The report argues that education must be approached as a human right rather than a privilege or an expected outcome of economic progress. When education is considered a right, governments are obligated to mobilize the needed resources so that all children can complete a quality education. And parents are more likely to hold their governments accountable for failing to do so.
What Must Change
The report presents an agenda for action, calling on development agencies, governments, families, and communities to focus and intensify their efforts on addressing the challenges that keep girls out of school. Essentially, the report calls for adjustments in how development is approached from the start.
Among specific measures, the report calls for:
The report found that, with few exceptions, industrialized countries and international financial institutions have failed to meet their commitments to fund education. "Despite donor nations' 1990 promises for extra funding for education and their 1996 commitment to ensure universal primary education by 2015, total aid flows to developing countries actually declined during the 1990s, and bilateral funding for education plummeted even further," the report states.

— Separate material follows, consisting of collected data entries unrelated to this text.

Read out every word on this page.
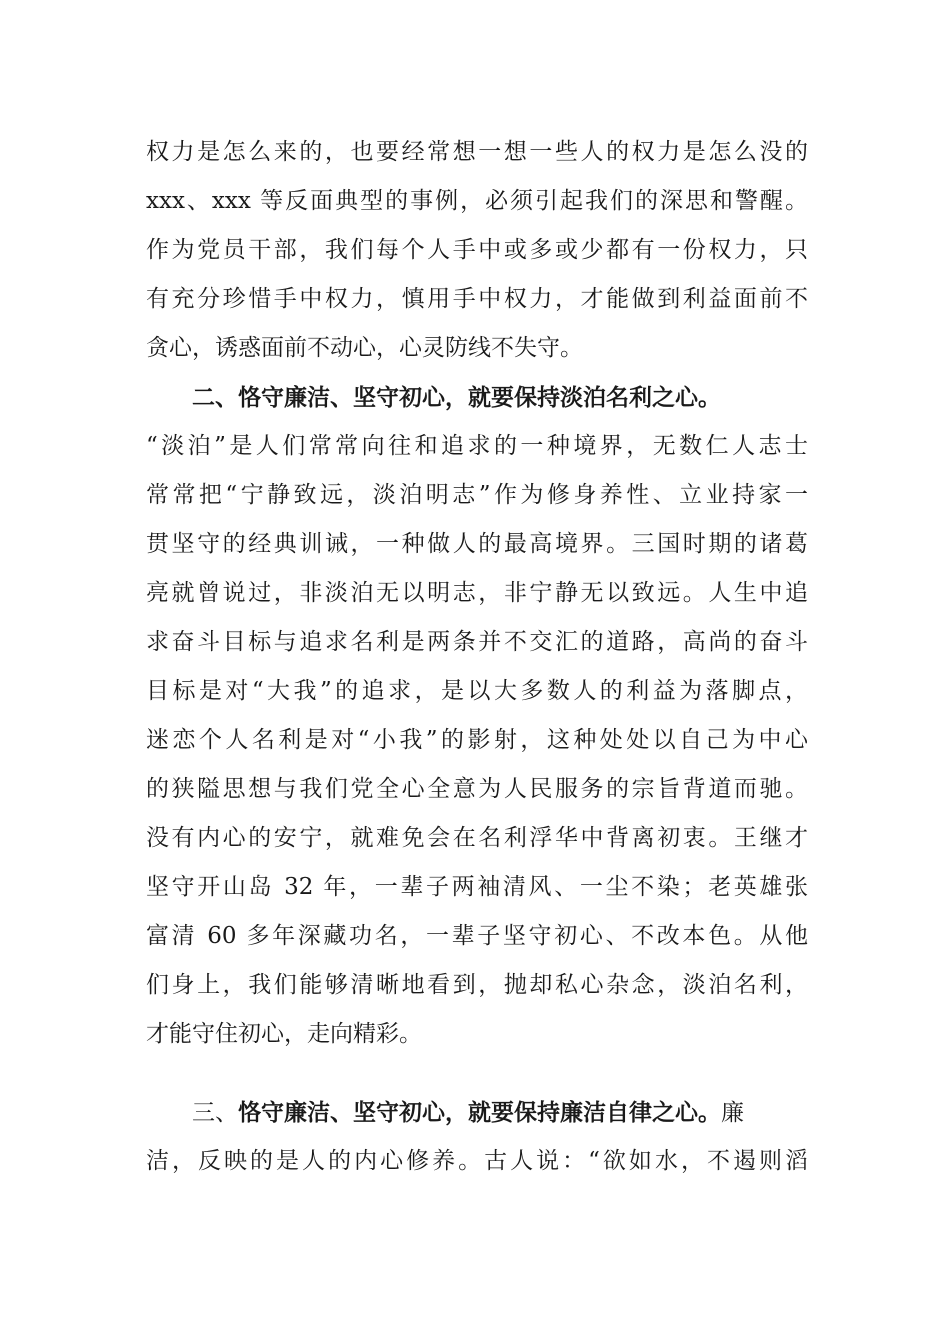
权力是怎么来的，也要经常想一想一些人的权力是怎么没的
xxx、xxx 等反面典型的事例，必须引起我们的深思和警醒。
作为党员干部，我们每个人手中或多或少都有一份权力，只
有充分珍惜手中权力，慎用手中权力，才能做到利益面前不
贪心，诱惑面前不动心，心灵防线不失守。
二、恪守廉洁、坚守初心，就要保持淡泊名利之心。
“淡泊”是人们常常向往和追求的一种境界，无数仁人志士
常常把“宁静致远，淡泊明志”作为修身养性、立业持家一
贯坚守的经典训诫，一种做人的最高境界。三国时期的诸葛
亮就曾说过，非淡泊无以明志，非宁静无以致远。人生中追
求奋斗目标与追求名利是两条并不交汇的道路，高尚的奋斗
目标是对“大我”的追求，是以大多数人的利益为落脚点，
迷恋个人名利是对“小我”的影射，这种处处以自己为中心
的狭隘思想与我们党全心全意为人民服务的宗旨背道而驰。
没有内心的安宁，就难免会在名利浮华中背离初衷。王继才
坚守开山岛 32 年，一辈子两袖清风、一尘不染；老英雄张
富清 60 多年深藏功名，一辈子坚守初心、不改本色。从他
们身上，我们能够清晰地看到，抛却私心杂念，淡泊名利，
才能守住初心，走向精彩。
三、恪守廉洁、坚守初心，就要保持廉洁自律之心。廉
洁，反映的是人的内心修养。古人说：“欲如水，不遏则滔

The greatest need is in sub-Saharan Africa, where the number of girls left out of school each year has risen from 20 million in 1990 to 24 million in 2002. (Eighty-three percent of all girls out of school live in sub-Saharan Africa, South Asia, and East Asia & the Pacific.)
Why It's Urgent
The first of the Millennium Development Goals to come due is the goal of gender parity in education by 2005. UNICEF argues that major progress toward achieving that goal is still possible with the strategic acceleration of national efforts and international support.
One year ago, UNICEF made its own commitment to achieving the goal by launching "25 by 2005" – an urgent campaign to help 25 gender-gap and low enrolment countries eliminate the barriers that keep girls and boys out of school. The report details the progress of the campaign thus far, with a comprehensive set of examples of what's working and why. "Educating girls on an equal basis with boys, addressing the needs of all, is not an optional investment," Bellamy said. "None of the world's wealthier countries developed without making a significant investment in education. That's a lesson we need to keep in mind if we're serious about really doing things differently in this world. This is a test for us. Whether we pass or fail will have major and lasting consequences."

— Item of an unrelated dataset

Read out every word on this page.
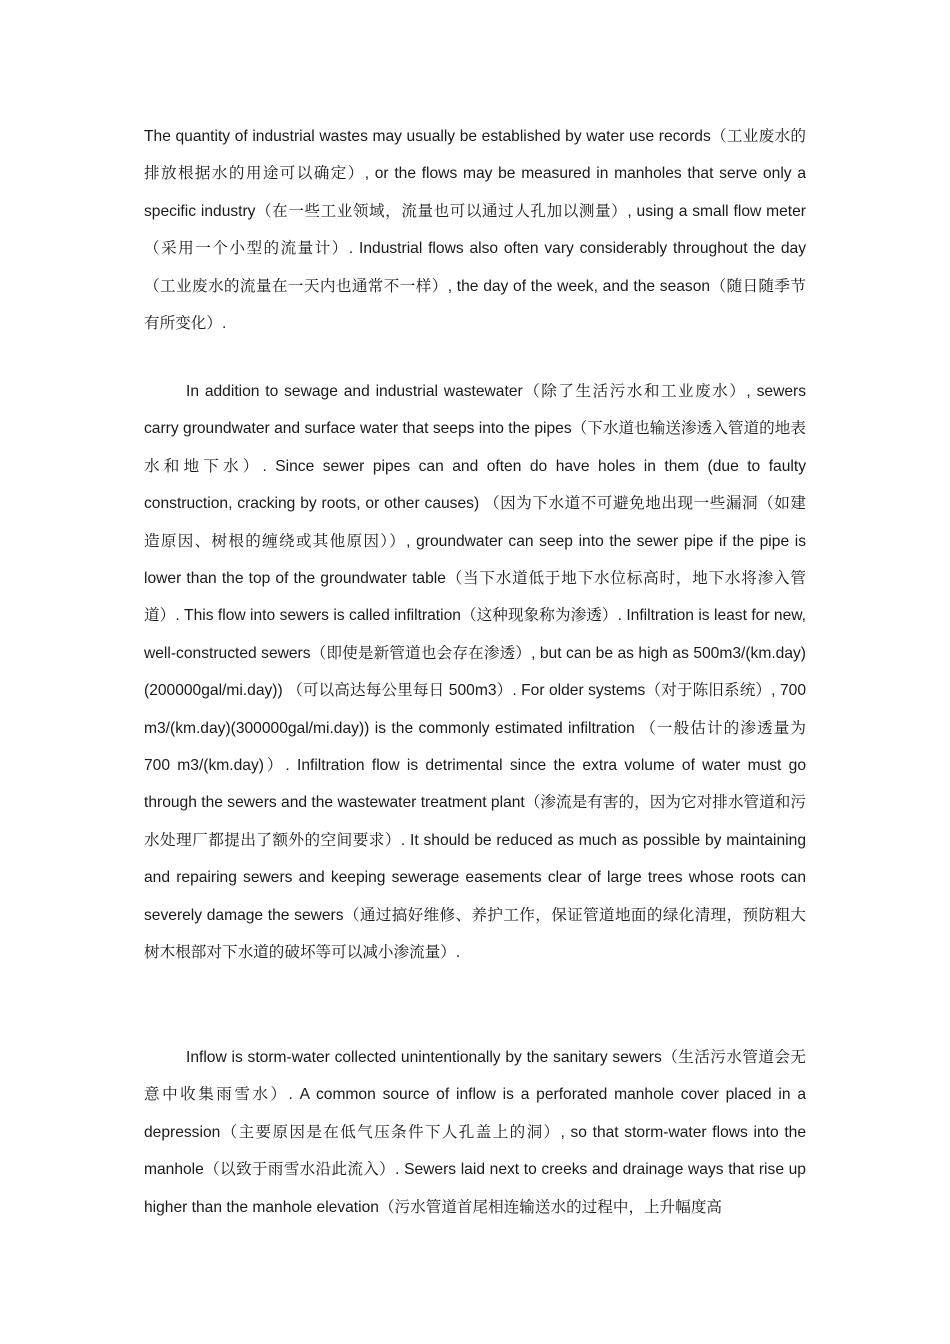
The quantity of industrial wastes may usually be established by water use records（工业废水的排放根据水的用途可以确定）, or the flows may be measured in manholes that serve only a specific industry（在一些工业领域，流量也可以通过人孔加以测量）, using a small flow meter（采用一个小型的流量计）. Industrial flows also often vary considerably throughout the day（工业废水的流量在一天内也通常不一样）, the day of the week, and the season（随日随季节有所变化）.

In addition to sewage and industrial wastewater（除了生活污水和工业废水）, sewers carry groundwater and surface water that seeps into the pipes（下水道也输送渗透入管道的地表水和地下水）. Since sewer pipes can and often do have holes in them (due to faulty construction, cracking by roots, or other causes) （因为下水道不可避免地出现一些漏洞（如建造原因、树根的缠绕或其他原因））, groundwater can seep into the sewer pipe if the pipe is lower than the top of the groundwater table（当下水道低于地下水位标高时，地下水将渗入管道）. This flow into sewers is called infiltration（这种现象称为渗透）. Infiltration is least for new, well-constructed sewers（即使是新管道也会存在渗透）, but can be as high as 500m3/(km.day)(200000gal/mi.day)) （可以高达每公里每日 500m3）. For older systems（对于陈旧系统）, 700 m3/(km.day)(300000gal/mi.day)) is the commonly estimated infiltration （一般估计的渗透量为 700 m3/(km.day)）. Infiltration flow is detrimental since the extra volume of water must go through the sewers and the wastewater treatment plant（渗流是有害的，因为它对排水管道和污水处理厂都提出了额外的空间要求）. It should be reduced as much as possible by maintaining and repairing sewers and keeping sewerage easements clear of large trees whose roots can severely damage the sewers（通过搞好维修、养护工作，保证管道地面的绿化清理，预防粗大树木根部对下水道的破坏等可以减小渗流量）.

Inflow is storm-water collected unintentionally by the sanitary sewers（生活污水管道会无意中收集雨雪水）. A common source of inflow is a perforated manhole cover placed in a depression（主要原因是在低气压条件下人孔盖上的洞）, so that storm-water flows into the manhole（以致于雨雪水沿此流入）. Sewers laid next to creeks and drainage ways that rise up higher than the manhole elevation（污水管道首尾相连输送水的过程中，上升幅度高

Officially launching The State of the World's Children at the World Summit on Information Society in Geneva, Bellamy said that technology could help children, but that it could not replace basic literacy and learning. "It's truly amazing how far information technology has come in the past 25 years, and yet every year more than 121 million children never see the inside of a classroom," Bellamy said. "All the technology in the world cannot replace what these children are losing. Which just shows that when it comes to ensuring every child a quality basic education, we don't need a revolution, we just need to take responsibility."